Imagine a bread so rich that it doesn't need butter, so tasty that it can replace a meal on its own, and a recipe so rooted in local tradition that it becomes the symbol of an entire season. In Naples, Easter, or Easter Monday, simply cannot exist without casatiello.
Many flavors and aromas of local cuisine come together and meet history, culture and even religion, to create a delight whose irresistible scent spreads through the houses from the time the casatiello is in the oven and when it is finally ready... no one can resist it! While you stroll through the picturesque alleys or along the wonderful seafront, also have fun discovering what is casatiello and why Naples loves it so much.

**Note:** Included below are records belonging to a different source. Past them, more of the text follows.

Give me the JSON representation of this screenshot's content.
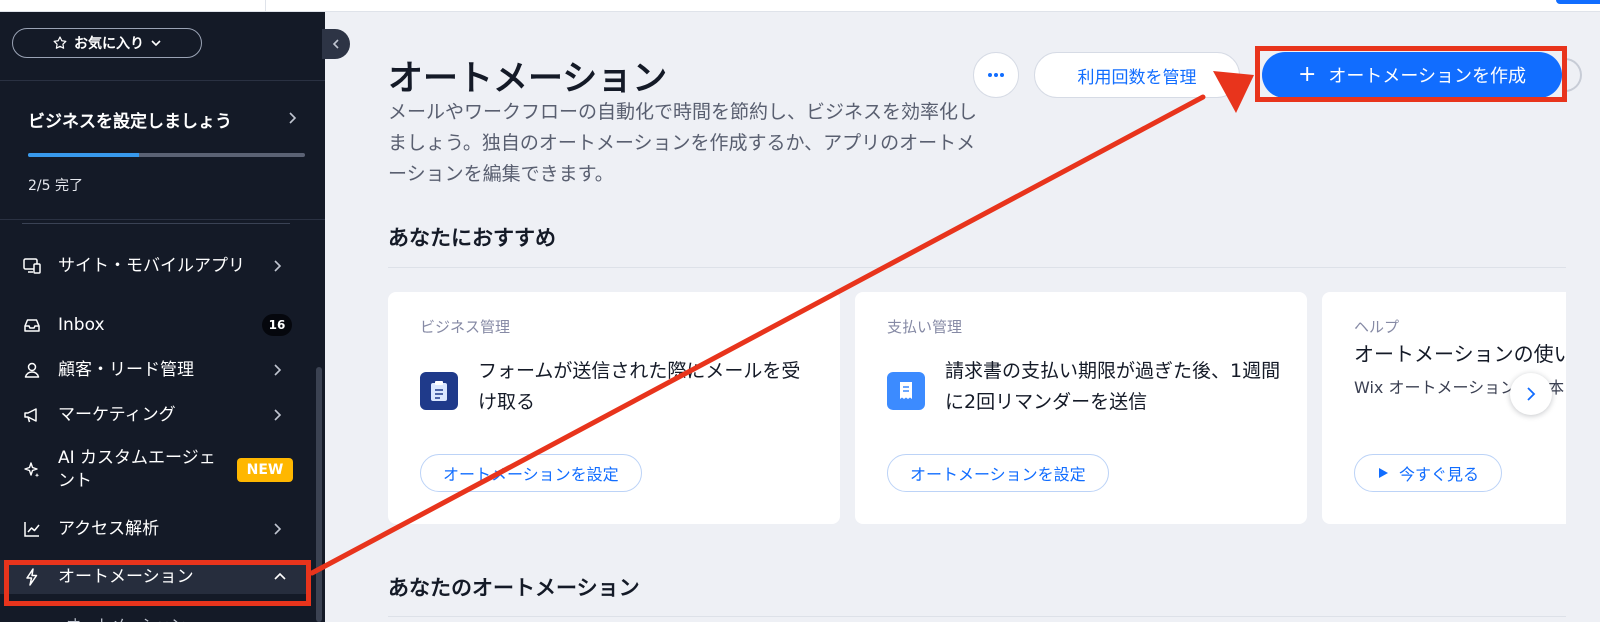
{
  "app": {
    "brand_color": "#116dff",
    "sidebar_bg": "#141a27",
    "annotation_color": "#e8341c"
  },
  "sidebar": {
    "favorites_label": "お気に入り",
    "setup": {
      "title": "ビジネスを設定しましょう",
      "progress_text": "2/5 完了",
      "progress_fraction": 0.4
    },
    "items": [
      {
        "label": "サイト・モバイルアプリ",
        "icon": "devices-icon"
      },
      {
        "label": "Inbox",
        "icon": "inbox-icon",
        "badge": "16"
      },
      {
        "label": "顧客・リード管理",
        "icon": "contacts-icon"
      },
      {
        "label": "マーケティング",
        "icon": "megaphone-icon"
      },
      {
        "label": "AI カスタムエージェント",
        "icon": "sparkle-icon",
        "badge": "NEW"
      },
      {
        "label": "アクセス解析",
        "icon": "chart-icon"
      },
      {
        "label": "オートメーション",
        "icon": "lightning-icon",
        "expanded": true
      }
    ],
    "sub_item_hint": "オートメーション"
  },
  "main": {
    "title": "オートメーション",
    "description": "メールやワークフローの自動化で時間を節約し、ビジネスを効率化しましょう。独自のオートメーションを作成するか、アプリのオートメーションを編集できます。",
    "more_icon": "more-dots-icon",
    "manage_button": "利用回数を管理",
    "create_button": "オートメーションを作成",
    "recommended": {
      "title": "あなたにおすすめ",
      "cards": [
        {
          "category": "ビジネス管理",
          "text": "フォームが送信された際にメールを受け取る",
          "button": "オートメーションを設定",
          "icon": "clipboard-icon"
        },
        {
          "category": "支払い管理",
          "text": "請求書の支払い期限が過ぎた後、1週間に2回リマンダーを送信",
          "button": "オートメーションを設定",
          "icon": "invoice-icon"
        },
        {
          "category": "ヘルプ",
          "title": "オートメーションの使い",
          "desc": "Wix オートメーションの基本（英語）をご覧ください",
          "button": "今すぐ見る",
          "icon": "play-icon"
        }
      ]
    },
    "my_automations_title": "あなたのオートメーション"
  }
}
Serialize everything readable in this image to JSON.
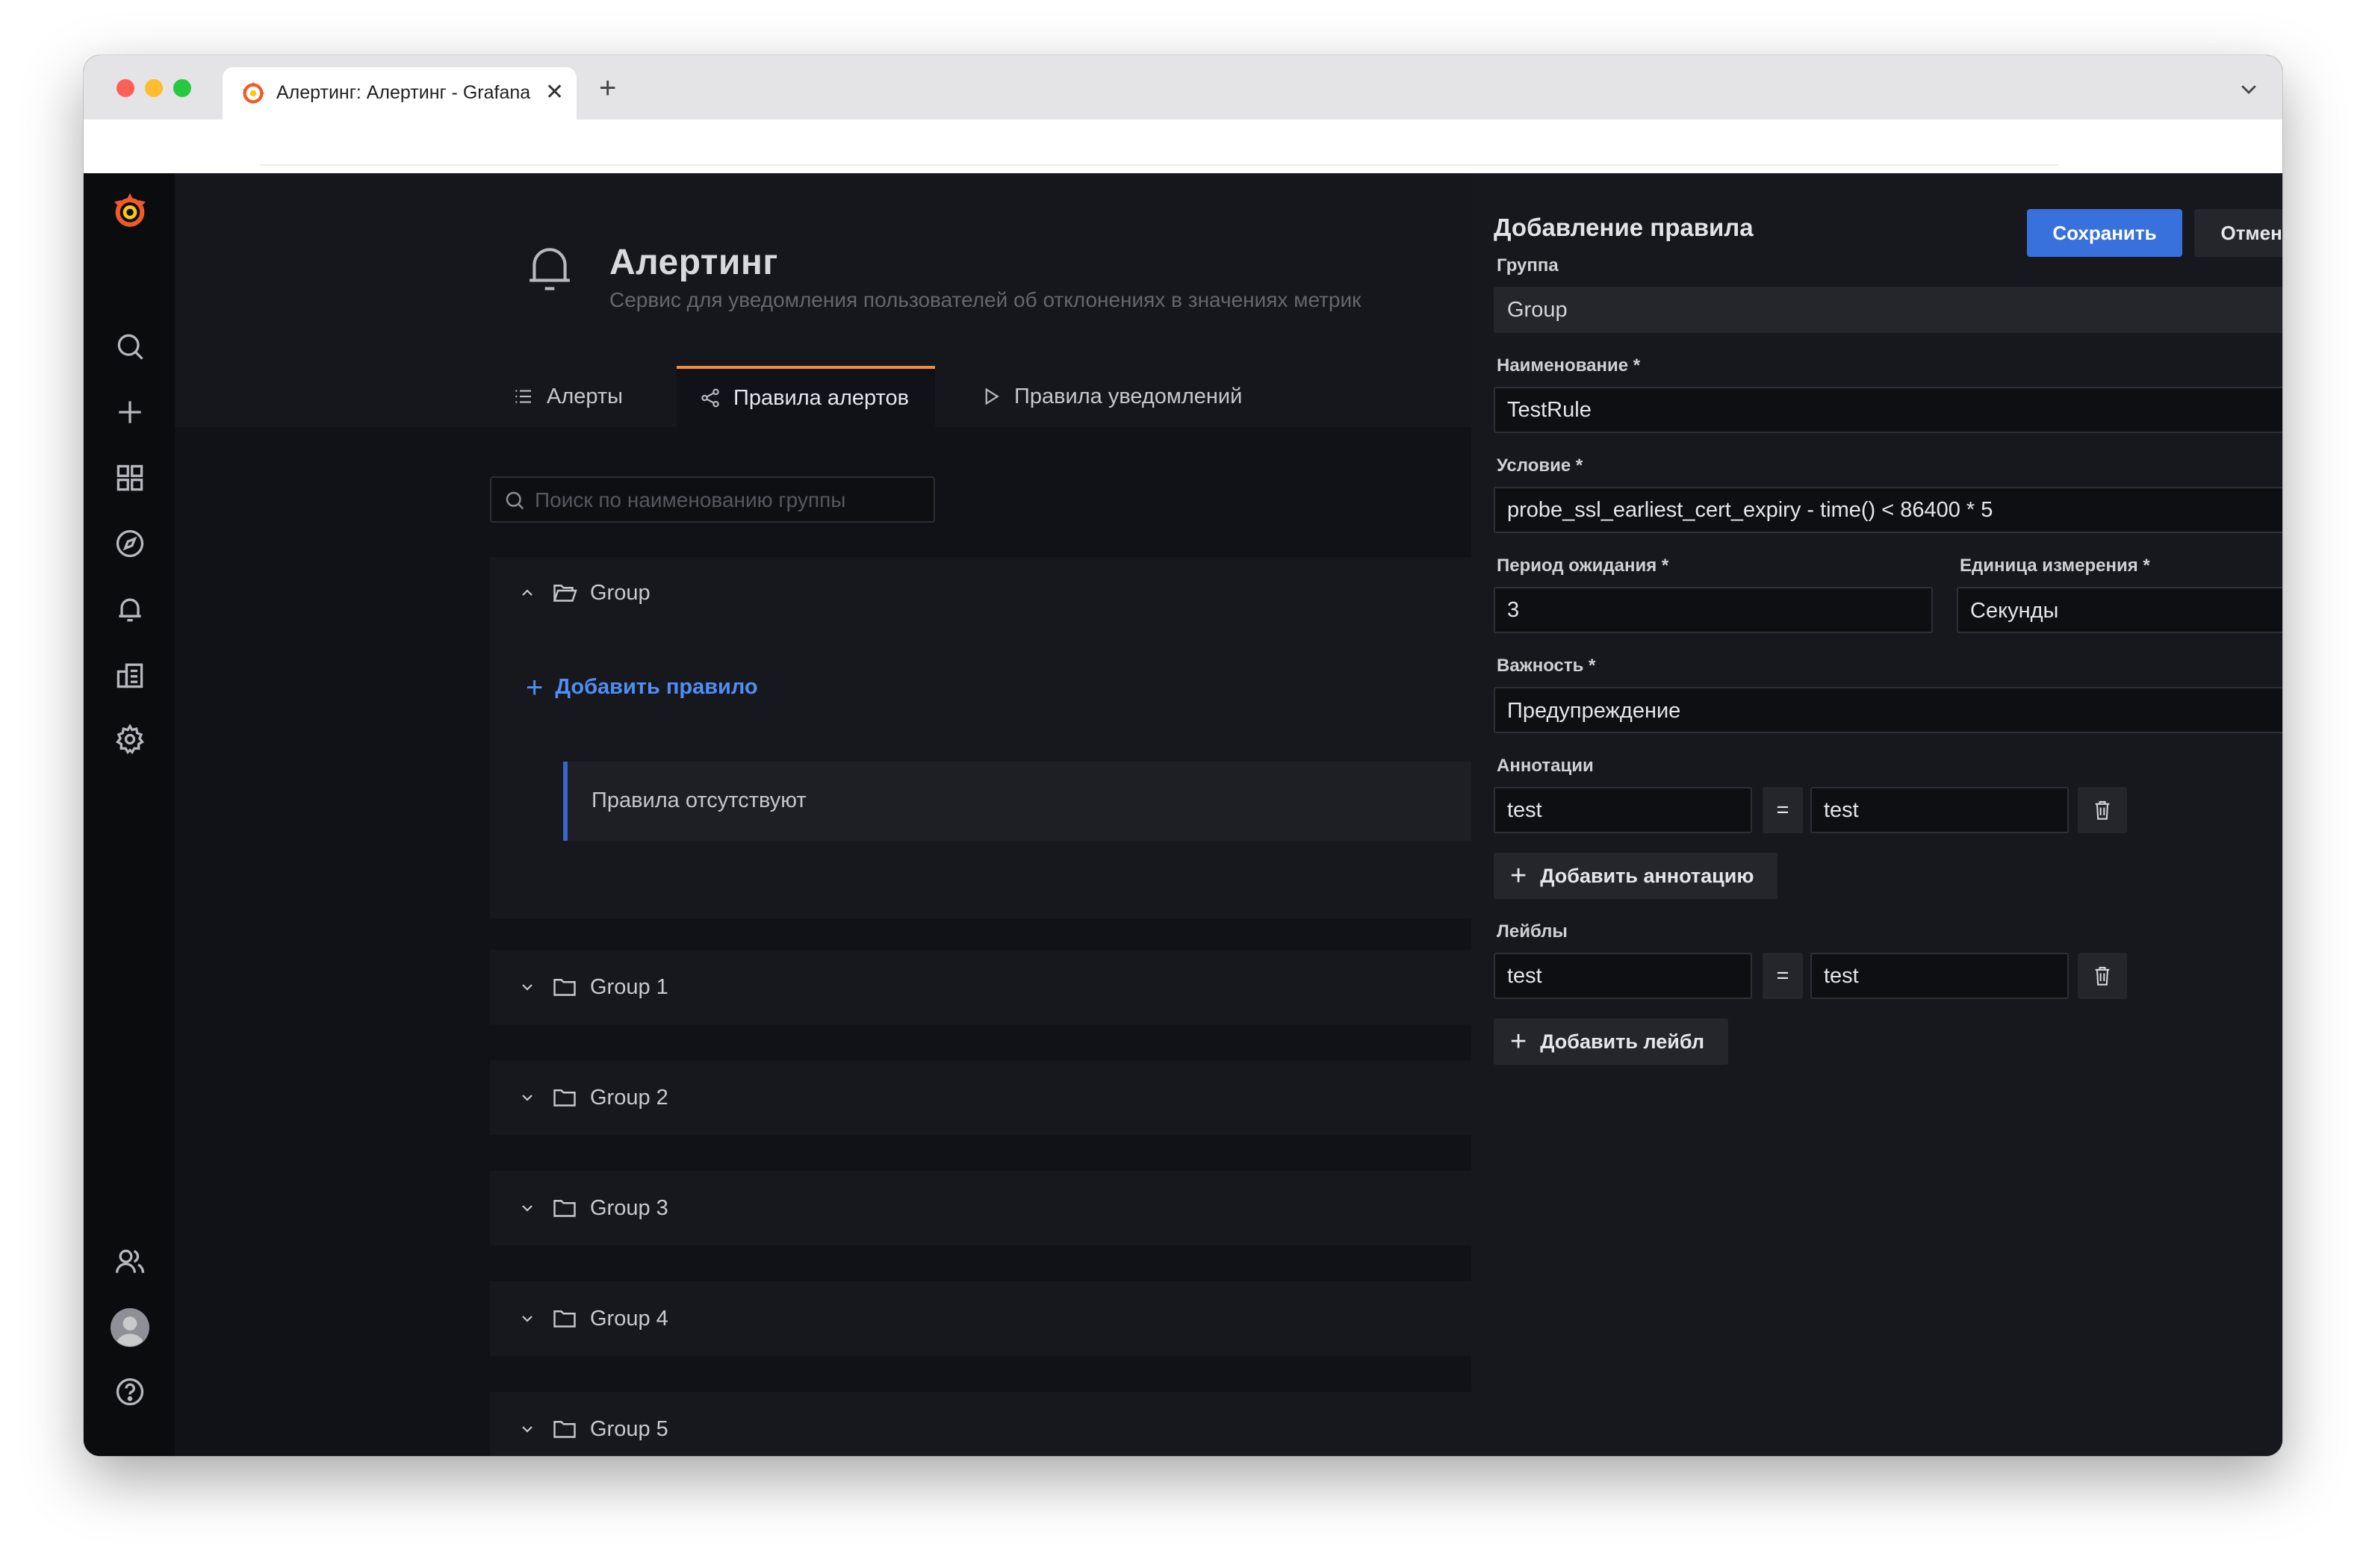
{
  "browser": {
    "tab_title": "Алертинг: Алертинг - Grafana",
    "close_symbol": "✕",
    "new_tab_symbol": "+"
  },
  "sidenav": {
    "icons": [
      "grafana-logo-icon",
      "search-icon",
      "plus-icon",
      "dashboards-icon",
      "explore-icon",
      "bell-icon",
      "reports-icon",
      "gear-icon",
      "users-icon",
      "avatar",
      "help-icon"
    ]
  },
  "header": {
    "title": "Алертинг",
    "subtitle": "Сервис для уведомления пользователей об отклонениях в значениях метрик"
  },
  "tabs": [
    {
      "label": "Алерты",
      "icon": "list-icon",
      "active": false
    },
    {
      "label": "Правила алертов",
      "icon": "share-icon",
      "active": true
    },
    {
      "label": "Правила уведомлений",
      "icon": "play-icon",
      "active": false
    }
  ],
  "search": {
    "placeholder": "Поиск по наименованию группы",
    "value": ""
  },
  "groups": [
    {
      "name": "Group",
      "expanded": true
    },
    {
      "name": "Group 1",
      "expanded": false
    },
    {
      "name": "Group 2",
      "expanded": false
    },
    {
      "name": "Group 3",
      "expanded": false
    },
    {
      "name": "Group 4",
      "expanded": false
    },
    {
      "name": "Group 5",
      "expanded": false
    }
  ],
  "group_expanded": {
    "add_rule_label": "Добавить правило",
    "empty_label": "Правила отсутствуют"
  },
  "drawer": {
    "title": "Добавление правила",
    "save_label": "Сохранить",
    "cancel_label": "Отменить",
    "group": {
      "label": "Группа",
      "value": "Group"
    },
    "name": {
      "label": "Наименование *",
      "value": "TestRule"
    },
    "condition": {
      "label": "Условие *",
      "value": "probe_ssl_earliest_cert_expiry - time() < 86400 * 5"
    },
    "wait_period": {
      "label": "Период ожидания *",
      "value": "3"
    },
    "unit": {
      "label": "Единица измерения *",
      "value": "Секунды"
    },
    "severity": {
      "label": "Важность *",
      "value": "Предупреждение"
    },
    "annotations": {
      "label": "Аннотации",
      "key": "test",
      "eq": "=",
      "value": "test",
      "add_label": "Добавить аннотацию"
    },
    "labels": {
      "label": "Лейблы",
      "key": "test",
      "eq": "=",
      "value": "test",
      "add_label": "Добавить лейбл"
    }
  },
  "colors": {
    "accent_orange": "#f28b35",
    "primary_blue": "#3871dc",
    "link_blue": "#4f8ef5",
    "background": "#111217"
  }
}
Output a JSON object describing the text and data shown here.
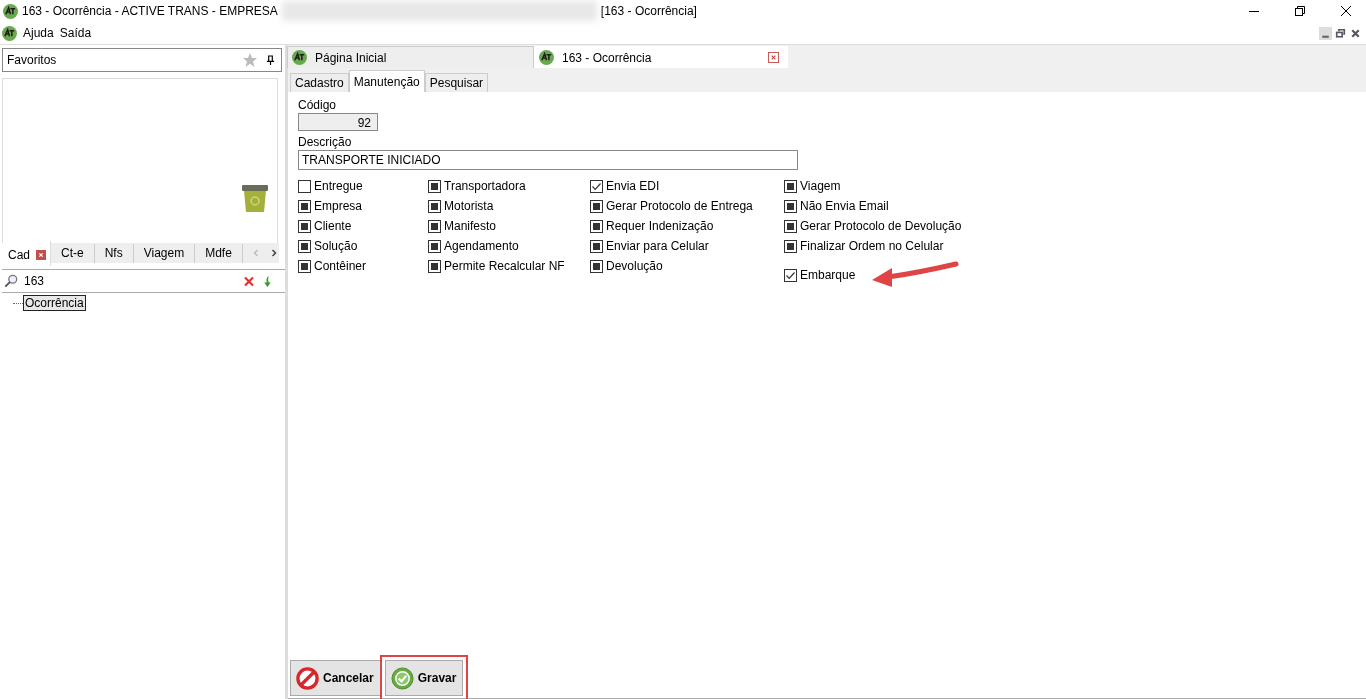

What is Casatiello: the origin story
To really understand what casatiello is, we need to take a very long step back. How exactly this savory donut was born is unknown. Its origins are lost in time, but according to tradition it was born in the humblest kitchens, where all the available ingredients were used to transform simple bread into something tastier and much more substantial.
However, the castiello is not just bread, and it is not even just another Easter tradition. More than anything else, it is a symbol of rebirth and hope that brings joy and invites sharing. The reference to the Christian religion is also strong, starting from its round shape which is not at all random. The reference is in fact to the crown of thorns worn by Jesus, which is seen in the typical processions of Good Friday. For the same reason the boiled eggs decorating the surface are fixed wit strips of dough in the shape of a cross.
Is casatiello sweet or savory? Ingredients spotlight
How exactly is made the famous Easter bread of Naples? The ingredients used are definitely common in Italy, but their union creates an original mix, which can be as appetizing as it is unusual for foreign visitors.
The dough made of water, flour, yeast and lard is combined with salami and cracklings, plus various fresh and aged cheeses. Provolone, pecorino and parmesan are the main protagonists together with hard-boiled eggs that cannot be missing on the top of the donut, since they are responsible for the particular decoration that characterizes the typical Neapolitan casatiello.
In any case, the final result is a symphony of flavors that will make your mouth water.
How to make casatiello at home
Now that you know what casatiello is, you will want to try it. The good news is that it is definitely possible to make it at home, since in Naples, at Easter, it is commonly prepared in all families.
Here is the recipe:
Ingredients:
600 g of 00 flour
300 ml of water
25 g of brewer's yeast
200 g of lard
100 g of grated parmesan and pecorino cheese
200 g of Neapolitan salami and cracklings
150 g of semi-spicy provolone
4 eggs for decoration
a pinch of salt and pepper.
Method:
prepare the dough with flour, salt, yeast dissolved in warm water and lard, working it well until it becomes smooth and elastic. Let it rise under a cloth for about an hour, or until it doubles in size.
Flatten the dough into a more or less rectangular shape, add the provolone and the diced cured meats, the grated cheeses and a handful of pepper. Roll the dough up and then place it in a well-greased donut mold so that it doesn't stick. Somebody adds boiled eggs to the rolled dough too, but no matter what, according to tradition four boiled eggs should never miss on the surface, where they get secured with cross-shaped strips of dough. Now let it all rise again under a cloth for another hour or so.
Finally, it's time to bake! Put the casatiello in a preheated oven at 200°C for about forty minutes, or until golden.
Where to find casatiello in Naples
If you are lucky enough to spend your Easter holidays in Naples, or even if you are there in the days before, you will find casatiello basically everywhere. Certainly the local cuisine offers so many delicacies that tasting them all is difficult, but at this time of year it is mandatory to make some room for at least a slice of casatiello!
Even supermarkets have it for sale, but for a dive into the most authentic local culinary tradition, it is even better to try the one you can find in the windows of all the bakeries shops. From the most renowned shops to the smallest ones, everyone sells casatiello, whole or in single slices, handcrafted according to the classic recipe.
It is also not uncommon to find it in restaurants that serve typical cuisine, in the old town, but certainly elsewhere too.
The cultural significance of the casatiello
If it is true throughout Italy that traditions are always loved and respected, this is perhaps even more true in Naples where the casatiello, together with the pastiera, cannot be missing from the Easter table also because it is basically a family ritual.
Preparing the casatiello together is already part of the celebration and the time spent in the kitchen becomes an important part of family memories for everyone. This is how the original recipe is passed down from generation to generation, without needing to be transcribed and without any variation.
The celebrated Neapolitan Easter bread is also a fundamental part of another timeless tradition of this period: the
Easter Monday trips. On the Monday after Easter, Neapolitans invariably treat themselves to a day in the open air with a picnic, based, of course, on casatiello!